I have always argued that the political ferment that culminated in the anti-climax of his historic egress was an inalienable part of the corpus of knowledge that underpinned the nation’s ill-fated Third Republic, over which his regime superintended. Notwithstanding, he chose to be his own prophet, declaring that he was stepping aside. He did so with the intention of returning to power some day, but his prophecy did not come true. The year 2007 had marked a dramatic retreat by IBB into his shell. It was a denouement of sorts.
Opposition to his presidential aspiration had come from Obasanjo, the man he helped to power in 1999. He had to withdraw from the race because he could not secure Obasanjo’s critical support. In his letter of withdrawal, which he sent to Obasanjo, he had said he was withdrawing because of the moral dilemma occasioned by the entry of General Aliyu Gusau and Alhaji Umar Yar’ Adua both of whom he described as a friend and a younger brother respectively into the race.
Surprisingly, in 2010, following the death of President Umaru Yar’Adua, IBB was listed among the northern presidential aspirants shortlisted by a group of northern leaders chaired by the late Malam Adamu Ciroma for the choice of a consensus candidate that would be supported by the north in the PDP presidential primary. But Atiku Abubakar had emerged the eventual consensus choice of the northern leaders. IBB had maintained a studied silence subsequently, not acting in any way that would unsettle the polity.
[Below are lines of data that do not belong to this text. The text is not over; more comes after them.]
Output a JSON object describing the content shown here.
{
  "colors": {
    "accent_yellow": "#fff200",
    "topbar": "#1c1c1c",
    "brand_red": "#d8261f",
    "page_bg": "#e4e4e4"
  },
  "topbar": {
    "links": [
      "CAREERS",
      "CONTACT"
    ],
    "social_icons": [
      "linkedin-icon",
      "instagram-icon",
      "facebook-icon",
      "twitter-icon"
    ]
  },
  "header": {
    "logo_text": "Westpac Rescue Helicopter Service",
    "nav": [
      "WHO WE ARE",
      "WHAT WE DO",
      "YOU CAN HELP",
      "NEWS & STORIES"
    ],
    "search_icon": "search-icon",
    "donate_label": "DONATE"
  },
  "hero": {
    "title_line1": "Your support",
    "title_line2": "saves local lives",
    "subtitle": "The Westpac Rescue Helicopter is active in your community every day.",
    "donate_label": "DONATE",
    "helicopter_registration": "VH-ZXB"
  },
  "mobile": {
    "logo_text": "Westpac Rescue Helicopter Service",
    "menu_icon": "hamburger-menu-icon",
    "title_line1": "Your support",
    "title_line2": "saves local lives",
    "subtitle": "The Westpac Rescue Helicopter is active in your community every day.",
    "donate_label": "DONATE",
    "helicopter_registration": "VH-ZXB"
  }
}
Perhaps, since after the 1993 experience, he considers no sacrifice too much to make for national unity. This must have informed his resolve in 2007, in particular, to quietly ease out of the presidential race without embracing the idea of confronting Obasanjo in a witty and gritty succession battle. Even now, the gap-toothed general understands better the dynamics of the Nigerian political landscape. He knows how to sustain his own political rhythm or relevance.
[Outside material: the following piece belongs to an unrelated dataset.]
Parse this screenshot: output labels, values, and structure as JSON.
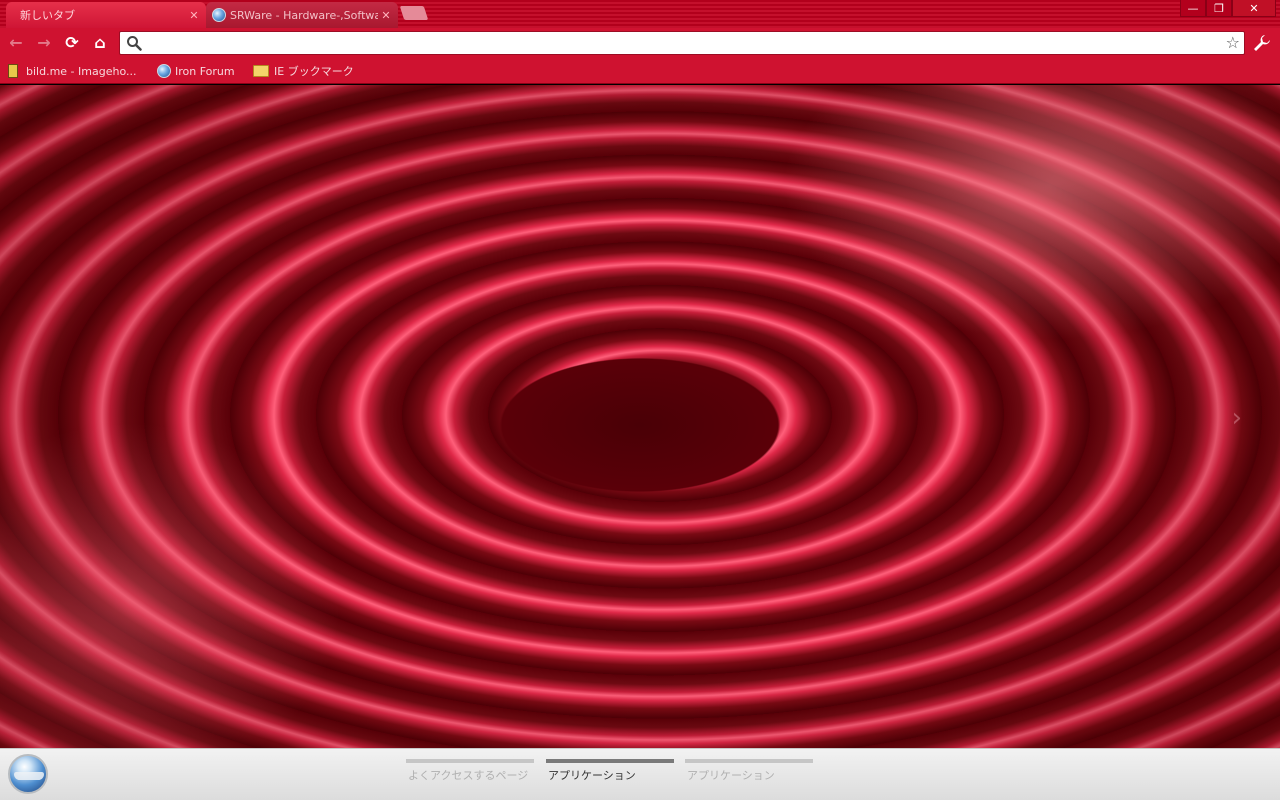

But, in sustaining his essential relevance in the ambit of the perception, conception and construction of a united and stable nation, IBB must be fair to himself by taking steps to shed the garbs of “evil genius”, “Maradona” and other insalubrious monikers that had been foisted on him by the significant others in describing his individuality. What do I mean? It is time IBB declassified once and for posterity his roles in a number of incidents in which he reportedly featured prominently.
Consider some of them: the coup for which his best friend, General Mamman Vatsa, was killed in order to clear some insidious insinuations; the June 12, 1993 presidential election annulment to clarify the roles played by all the actors; the allegedly misappropriated $12.5 billion Gulf Oil Windfall despite a court dismissal of the suit against him in 2012; and the assassination of Dele Giwa via a parcel bomb under his regime, among others. An autobiography is a veritable medium by which he can declassify his roles and those of the significant others; otherwise, he would go with his own sides of the stories to his grave.
But is this the essential legacy, a legacy of unresolved riddles and obfuscated brainteasers, that IBB wants to leave behind as a statesman? He must obligatorily ponder this on his anniversary. This is wishing IBB well on his 78th birthday.